Breaking the lines is the research project that I carried out at KU Leuven as an FWO Junior Postdoc (2021-2024).
It is centered on one fundamental issue in the history of philosophy and science, namely, the debate about atomism, particularly as explored by late medieval thinkers. The aim of the project is to shed new light on the mathematical approach employed by medieval scholars in addressing a central problem in natural philosophy: the nature of continuum.
This medieval debate was marked by two opposing stances on the nature of geometrical extension: ‘divisibilism’ (which claims that everything which is in a space – be it a geometric figure or a body – is indefinitely divisible) and ‘indivisibilism’ (which maintains that extended spaces are grounded on elements – atoms – that cannot be divided). These positions were held by Aristotelians and atomists, respectively. 13th- and 14th-century discussions on indivisibles were grounded in the reading of Aristotle’s works on natural philosophy – especially the Physics – but Islamicate sources, such as Avicenna’s and Averroes’s works, enriched this debate substantively.
A distinctive feature of the debate concerning the continuum between Aristotelians and atomists was the use of mathematical arguments to defend their respective positions. Specifically, geometrical reasoning, employing techniques like parallel or radial projection, animated these discussions.
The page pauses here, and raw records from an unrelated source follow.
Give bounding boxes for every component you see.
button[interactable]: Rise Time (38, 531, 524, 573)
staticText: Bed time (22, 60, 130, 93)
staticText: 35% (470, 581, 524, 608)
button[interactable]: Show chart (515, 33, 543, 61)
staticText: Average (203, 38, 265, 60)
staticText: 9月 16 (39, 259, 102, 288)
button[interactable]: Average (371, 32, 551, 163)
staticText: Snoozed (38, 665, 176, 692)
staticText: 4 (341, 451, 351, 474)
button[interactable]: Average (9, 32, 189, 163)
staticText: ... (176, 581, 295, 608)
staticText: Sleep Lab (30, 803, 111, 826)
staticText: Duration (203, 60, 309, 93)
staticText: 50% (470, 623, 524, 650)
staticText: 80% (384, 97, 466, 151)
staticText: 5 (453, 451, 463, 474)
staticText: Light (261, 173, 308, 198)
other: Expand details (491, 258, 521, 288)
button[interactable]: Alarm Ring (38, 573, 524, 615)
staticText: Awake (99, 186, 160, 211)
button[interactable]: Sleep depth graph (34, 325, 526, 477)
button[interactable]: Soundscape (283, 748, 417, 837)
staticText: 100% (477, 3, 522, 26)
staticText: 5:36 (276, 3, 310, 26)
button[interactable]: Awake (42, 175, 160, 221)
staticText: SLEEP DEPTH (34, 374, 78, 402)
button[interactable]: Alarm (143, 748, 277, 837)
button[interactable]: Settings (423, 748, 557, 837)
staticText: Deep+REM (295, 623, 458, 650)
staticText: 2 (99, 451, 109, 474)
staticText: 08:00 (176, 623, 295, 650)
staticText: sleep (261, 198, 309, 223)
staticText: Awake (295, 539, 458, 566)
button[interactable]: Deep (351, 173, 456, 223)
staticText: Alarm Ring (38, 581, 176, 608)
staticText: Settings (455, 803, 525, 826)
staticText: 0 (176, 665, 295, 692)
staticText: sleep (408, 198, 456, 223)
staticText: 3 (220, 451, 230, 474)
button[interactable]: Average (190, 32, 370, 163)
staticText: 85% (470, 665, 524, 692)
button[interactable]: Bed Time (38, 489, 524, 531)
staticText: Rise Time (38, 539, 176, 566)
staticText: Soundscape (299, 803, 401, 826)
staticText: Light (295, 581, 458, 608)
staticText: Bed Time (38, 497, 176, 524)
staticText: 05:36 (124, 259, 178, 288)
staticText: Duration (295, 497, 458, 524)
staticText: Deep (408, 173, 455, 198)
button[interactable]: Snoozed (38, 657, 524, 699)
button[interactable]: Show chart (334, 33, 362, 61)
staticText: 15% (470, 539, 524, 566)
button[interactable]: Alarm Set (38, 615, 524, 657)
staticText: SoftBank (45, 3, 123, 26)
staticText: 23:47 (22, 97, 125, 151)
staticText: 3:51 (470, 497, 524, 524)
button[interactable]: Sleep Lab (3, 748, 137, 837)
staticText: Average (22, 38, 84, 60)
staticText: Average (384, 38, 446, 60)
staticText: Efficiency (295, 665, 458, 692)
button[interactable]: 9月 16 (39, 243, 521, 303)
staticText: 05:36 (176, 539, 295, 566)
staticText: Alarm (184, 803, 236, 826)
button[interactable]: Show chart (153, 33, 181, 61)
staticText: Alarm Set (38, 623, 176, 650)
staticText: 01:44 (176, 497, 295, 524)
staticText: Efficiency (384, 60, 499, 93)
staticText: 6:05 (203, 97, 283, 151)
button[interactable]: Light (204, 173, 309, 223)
In geometry, assuming the existence of indivisibles (points or indivisible lines) led to paradoxical conclusions, such as the diagonal and side of a square, whose ratio is impossible in Euclidean geometry, sharing a common measure, i.e., the indivisible itself. These arguments gained prominence in the realm of natural philosophy, forging a renewed and inseparable link between mathematics and physics.
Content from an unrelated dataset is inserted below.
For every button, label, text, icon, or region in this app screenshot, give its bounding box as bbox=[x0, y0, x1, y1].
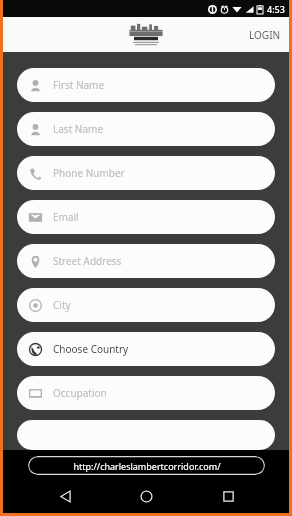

From a contemporary viewpoint, it’s accurate to assert that Aristotelian philosophy indirectly contributed to the medieval debate on atomism by offering geometrical explanations, as the core Aristotelian writings did not explicitly delve into mathematics. However, medieval thinkers engaging with atomism could refer to a ‘Aristotelian’ mathematical work, the De lineis indivisibilibus. Translated into Latin in the 13th century and possibly authored by Theophrastus, this concise yet pivotal text was ascribed to Aristotle throughout the Middle Ages. Tracing back to Xenocrates, the theory of indivisible lines postulates the existence of a primary and indivisible unit of linear measurement, by which even the immeasurable magnitudes can be related. The De lineis indivisibilibus argued against the theory of indivisible lines, hence informing the research project’s name.
Who translated the De lineis indivisibilibus into Latin? Scholarship credited Robert Grosseteste (ca. 1170 – 1253), 13th-century polymath, to be responsible for the first Latin translation of the text. Although this assertion necessitates further validation, Grosseteste’s familiarity with De lineis indivisibilibus aligns with some of his philosophical principles, notably in his De luce and Glosses to the Physics, where he expounds on his original account of atomism.
The pseudo-Aristotelian text offered no unequivocal interpretation. Did it contribute to delineating a clear boundary between atomists and Aristotelians or foster distinct forms of atomism? Or did it contribute to developing special forms of atomism? How were its geometric reasonings received and exploited? Only a careful consideration of the reception of this fundamental source can unequivocally define the earliest medieval roots of Renaissance and Modern atomism and shed new light on this crucial moment in the history of philosophy and science.
One certainty is that the De lineis indivisibilibus enjoyed significant success in the late Middle Ages, evident from its preservation in over seventy codices housed in libraries across Europe!